In short, Sri Lanka’s political establishment seems divided on the cannabis question — going simultaneously in contradictory directions.

Duterte’s Draconian Model

With President Sirisena openly emulating the Philippines’ ultra-hardline Rodrigo Duterte, it is clear that the stakes are high. In March 2017, when Philippine opposition lawmakers launched impeachment proceedings against Duterte, they charged that his murderous police and paramilitary forces had killed 8,000 drug suspects since he took office in June 2016. The figure is likely now much higher, as the “shoot-to-kill” policy has continued — while the strongman’s parliamentary bloc has held up the impeachment proceedings.

Unfortunately, Sri Lanka’s security forces already have plenty of experience in brutality. From the mid-1980s, the state fought a long and increasingly bloody war with ethnic Tamil guerrillas in the country’s north, until they were finally crushed in 2009. The Sri Lankan government is now rejecting calls for an international war crimes investigation into the conflict.

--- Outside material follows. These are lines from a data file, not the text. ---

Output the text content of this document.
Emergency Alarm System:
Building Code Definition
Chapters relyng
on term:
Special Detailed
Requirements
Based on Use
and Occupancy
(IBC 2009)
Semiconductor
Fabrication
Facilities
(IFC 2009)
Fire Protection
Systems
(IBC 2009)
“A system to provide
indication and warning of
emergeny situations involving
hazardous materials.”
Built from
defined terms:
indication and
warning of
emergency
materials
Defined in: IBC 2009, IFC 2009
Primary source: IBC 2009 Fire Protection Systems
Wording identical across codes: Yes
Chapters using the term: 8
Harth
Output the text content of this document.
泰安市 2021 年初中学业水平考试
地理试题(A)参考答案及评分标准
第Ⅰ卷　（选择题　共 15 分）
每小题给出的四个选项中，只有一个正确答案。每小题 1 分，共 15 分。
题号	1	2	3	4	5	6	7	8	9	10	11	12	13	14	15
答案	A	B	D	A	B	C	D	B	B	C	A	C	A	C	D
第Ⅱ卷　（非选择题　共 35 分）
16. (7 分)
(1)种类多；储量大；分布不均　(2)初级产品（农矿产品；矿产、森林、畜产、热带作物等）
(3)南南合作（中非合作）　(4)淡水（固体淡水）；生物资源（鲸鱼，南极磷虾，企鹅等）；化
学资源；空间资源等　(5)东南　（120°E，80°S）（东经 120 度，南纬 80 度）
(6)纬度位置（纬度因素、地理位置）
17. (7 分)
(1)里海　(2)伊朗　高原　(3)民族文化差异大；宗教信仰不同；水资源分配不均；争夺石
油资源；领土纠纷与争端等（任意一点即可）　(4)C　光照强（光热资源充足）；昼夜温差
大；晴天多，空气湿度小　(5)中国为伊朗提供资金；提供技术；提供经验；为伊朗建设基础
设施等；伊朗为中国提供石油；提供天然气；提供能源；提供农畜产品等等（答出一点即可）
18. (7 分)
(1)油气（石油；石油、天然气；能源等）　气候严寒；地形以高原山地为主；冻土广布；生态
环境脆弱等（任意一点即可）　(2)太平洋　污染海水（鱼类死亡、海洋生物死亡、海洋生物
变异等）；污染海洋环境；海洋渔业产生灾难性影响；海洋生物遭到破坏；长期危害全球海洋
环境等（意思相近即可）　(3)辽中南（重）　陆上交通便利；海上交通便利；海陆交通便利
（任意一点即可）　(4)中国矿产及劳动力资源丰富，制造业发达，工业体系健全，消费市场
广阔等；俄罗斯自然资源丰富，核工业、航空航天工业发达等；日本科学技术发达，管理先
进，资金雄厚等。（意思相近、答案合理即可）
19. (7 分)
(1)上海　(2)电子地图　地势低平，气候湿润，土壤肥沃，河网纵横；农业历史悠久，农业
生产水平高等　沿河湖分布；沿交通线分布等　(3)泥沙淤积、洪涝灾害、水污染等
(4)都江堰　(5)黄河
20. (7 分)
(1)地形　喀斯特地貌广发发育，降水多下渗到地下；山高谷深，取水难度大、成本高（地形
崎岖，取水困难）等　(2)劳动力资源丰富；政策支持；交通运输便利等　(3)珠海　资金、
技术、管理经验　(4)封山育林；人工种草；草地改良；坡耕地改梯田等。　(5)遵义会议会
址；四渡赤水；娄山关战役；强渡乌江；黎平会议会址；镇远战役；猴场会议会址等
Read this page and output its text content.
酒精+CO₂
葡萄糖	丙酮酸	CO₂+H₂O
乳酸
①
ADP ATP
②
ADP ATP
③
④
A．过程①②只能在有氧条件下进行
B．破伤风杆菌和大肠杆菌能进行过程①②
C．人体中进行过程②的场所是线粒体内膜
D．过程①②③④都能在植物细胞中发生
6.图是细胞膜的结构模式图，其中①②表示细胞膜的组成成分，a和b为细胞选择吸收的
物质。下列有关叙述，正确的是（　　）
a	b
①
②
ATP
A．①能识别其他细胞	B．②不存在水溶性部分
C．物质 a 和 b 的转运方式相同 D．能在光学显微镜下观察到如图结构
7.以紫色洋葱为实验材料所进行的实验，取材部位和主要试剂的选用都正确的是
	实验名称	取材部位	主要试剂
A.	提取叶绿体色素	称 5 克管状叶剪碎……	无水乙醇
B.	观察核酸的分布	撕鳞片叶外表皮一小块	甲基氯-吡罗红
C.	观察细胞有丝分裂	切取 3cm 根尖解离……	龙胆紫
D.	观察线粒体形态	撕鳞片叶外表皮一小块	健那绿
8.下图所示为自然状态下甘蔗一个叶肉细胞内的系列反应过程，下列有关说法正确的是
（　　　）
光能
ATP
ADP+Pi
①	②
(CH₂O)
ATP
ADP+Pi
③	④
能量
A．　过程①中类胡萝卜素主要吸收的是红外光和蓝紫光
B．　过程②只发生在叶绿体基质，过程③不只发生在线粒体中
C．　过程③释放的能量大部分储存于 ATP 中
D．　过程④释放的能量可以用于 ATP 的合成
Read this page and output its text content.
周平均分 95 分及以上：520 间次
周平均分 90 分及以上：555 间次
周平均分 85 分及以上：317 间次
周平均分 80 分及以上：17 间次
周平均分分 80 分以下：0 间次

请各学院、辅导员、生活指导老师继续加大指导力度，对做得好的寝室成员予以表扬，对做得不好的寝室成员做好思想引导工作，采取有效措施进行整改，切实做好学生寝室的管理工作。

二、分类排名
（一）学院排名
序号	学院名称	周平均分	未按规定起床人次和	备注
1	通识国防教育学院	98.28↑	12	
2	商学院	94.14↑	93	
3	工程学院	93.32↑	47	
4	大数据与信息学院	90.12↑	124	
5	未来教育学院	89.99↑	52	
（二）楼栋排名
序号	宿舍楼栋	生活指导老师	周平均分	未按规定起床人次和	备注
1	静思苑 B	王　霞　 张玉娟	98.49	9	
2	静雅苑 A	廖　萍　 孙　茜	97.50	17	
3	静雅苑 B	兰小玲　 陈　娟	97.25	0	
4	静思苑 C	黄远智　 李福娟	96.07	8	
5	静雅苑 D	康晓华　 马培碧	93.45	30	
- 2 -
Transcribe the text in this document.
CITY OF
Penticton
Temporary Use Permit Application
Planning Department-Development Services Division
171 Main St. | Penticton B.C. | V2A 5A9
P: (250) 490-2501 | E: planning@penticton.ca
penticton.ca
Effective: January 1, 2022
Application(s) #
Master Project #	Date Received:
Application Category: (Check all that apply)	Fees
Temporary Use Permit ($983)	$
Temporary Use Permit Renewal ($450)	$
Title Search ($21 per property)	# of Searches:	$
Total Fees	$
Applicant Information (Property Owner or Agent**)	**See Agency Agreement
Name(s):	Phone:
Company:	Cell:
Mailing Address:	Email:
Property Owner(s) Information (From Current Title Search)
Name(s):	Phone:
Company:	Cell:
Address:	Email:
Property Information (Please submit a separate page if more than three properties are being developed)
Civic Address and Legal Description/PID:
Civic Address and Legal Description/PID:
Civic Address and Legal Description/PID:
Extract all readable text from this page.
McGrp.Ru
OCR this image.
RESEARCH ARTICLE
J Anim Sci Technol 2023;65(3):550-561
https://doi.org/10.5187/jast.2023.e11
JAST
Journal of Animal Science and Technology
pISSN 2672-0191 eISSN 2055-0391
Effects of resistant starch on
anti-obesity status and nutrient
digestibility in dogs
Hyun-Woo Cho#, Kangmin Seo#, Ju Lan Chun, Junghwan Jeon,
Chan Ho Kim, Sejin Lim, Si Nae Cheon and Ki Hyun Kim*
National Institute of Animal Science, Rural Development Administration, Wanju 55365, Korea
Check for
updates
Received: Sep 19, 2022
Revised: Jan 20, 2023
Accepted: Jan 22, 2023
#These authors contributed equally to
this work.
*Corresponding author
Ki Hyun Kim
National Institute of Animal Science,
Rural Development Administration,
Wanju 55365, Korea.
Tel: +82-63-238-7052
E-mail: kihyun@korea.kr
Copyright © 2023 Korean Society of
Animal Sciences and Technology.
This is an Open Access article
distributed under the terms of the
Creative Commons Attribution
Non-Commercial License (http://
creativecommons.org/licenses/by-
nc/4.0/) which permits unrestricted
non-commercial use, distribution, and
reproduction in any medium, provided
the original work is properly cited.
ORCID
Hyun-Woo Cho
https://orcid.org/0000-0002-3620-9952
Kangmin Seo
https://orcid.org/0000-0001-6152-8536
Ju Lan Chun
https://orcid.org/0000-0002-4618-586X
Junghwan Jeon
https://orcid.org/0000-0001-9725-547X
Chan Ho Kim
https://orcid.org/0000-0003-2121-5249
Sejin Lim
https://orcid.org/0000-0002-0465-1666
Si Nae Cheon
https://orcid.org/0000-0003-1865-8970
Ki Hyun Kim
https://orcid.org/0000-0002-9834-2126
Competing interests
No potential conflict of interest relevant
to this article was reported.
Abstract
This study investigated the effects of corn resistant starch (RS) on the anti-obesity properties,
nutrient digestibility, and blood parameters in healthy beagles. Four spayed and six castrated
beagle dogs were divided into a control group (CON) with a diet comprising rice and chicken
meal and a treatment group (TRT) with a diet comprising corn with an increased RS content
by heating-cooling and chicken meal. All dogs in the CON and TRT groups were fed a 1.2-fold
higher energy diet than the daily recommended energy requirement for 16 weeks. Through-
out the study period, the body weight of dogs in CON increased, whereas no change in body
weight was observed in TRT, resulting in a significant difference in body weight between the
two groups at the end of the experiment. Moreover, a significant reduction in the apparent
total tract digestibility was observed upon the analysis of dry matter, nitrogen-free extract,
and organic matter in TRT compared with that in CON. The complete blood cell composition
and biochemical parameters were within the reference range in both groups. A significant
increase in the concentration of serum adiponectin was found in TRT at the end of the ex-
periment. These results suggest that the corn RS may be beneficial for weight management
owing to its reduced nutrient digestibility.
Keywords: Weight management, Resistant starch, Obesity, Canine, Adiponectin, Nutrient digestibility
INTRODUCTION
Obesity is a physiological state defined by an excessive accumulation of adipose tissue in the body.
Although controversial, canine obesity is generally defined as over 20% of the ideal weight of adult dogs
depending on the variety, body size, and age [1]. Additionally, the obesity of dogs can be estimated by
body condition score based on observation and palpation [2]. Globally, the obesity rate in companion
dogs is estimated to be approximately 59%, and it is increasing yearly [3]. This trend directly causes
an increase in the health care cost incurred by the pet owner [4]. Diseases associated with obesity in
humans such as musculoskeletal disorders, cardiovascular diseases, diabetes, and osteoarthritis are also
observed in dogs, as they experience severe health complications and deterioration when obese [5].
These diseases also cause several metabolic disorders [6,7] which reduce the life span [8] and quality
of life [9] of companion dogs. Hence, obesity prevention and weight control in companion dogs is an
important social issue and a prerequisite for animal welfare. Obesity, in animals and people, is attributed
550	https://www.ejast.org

Nor is Sri Lanka alone in seeking to follow the Philippines’ bloody example. Last year, Indonesia imposed a “state of emergency” in response to a supposed crisis of illegal drug use, and announced a “shoot-to-kill” policy modeled on Duterte’s. This is already bearing grim fruit. Human Rights Watch this week issued a new report accusing Indonesian police of a “killing spree,” with many drug suspects shot while already in detention.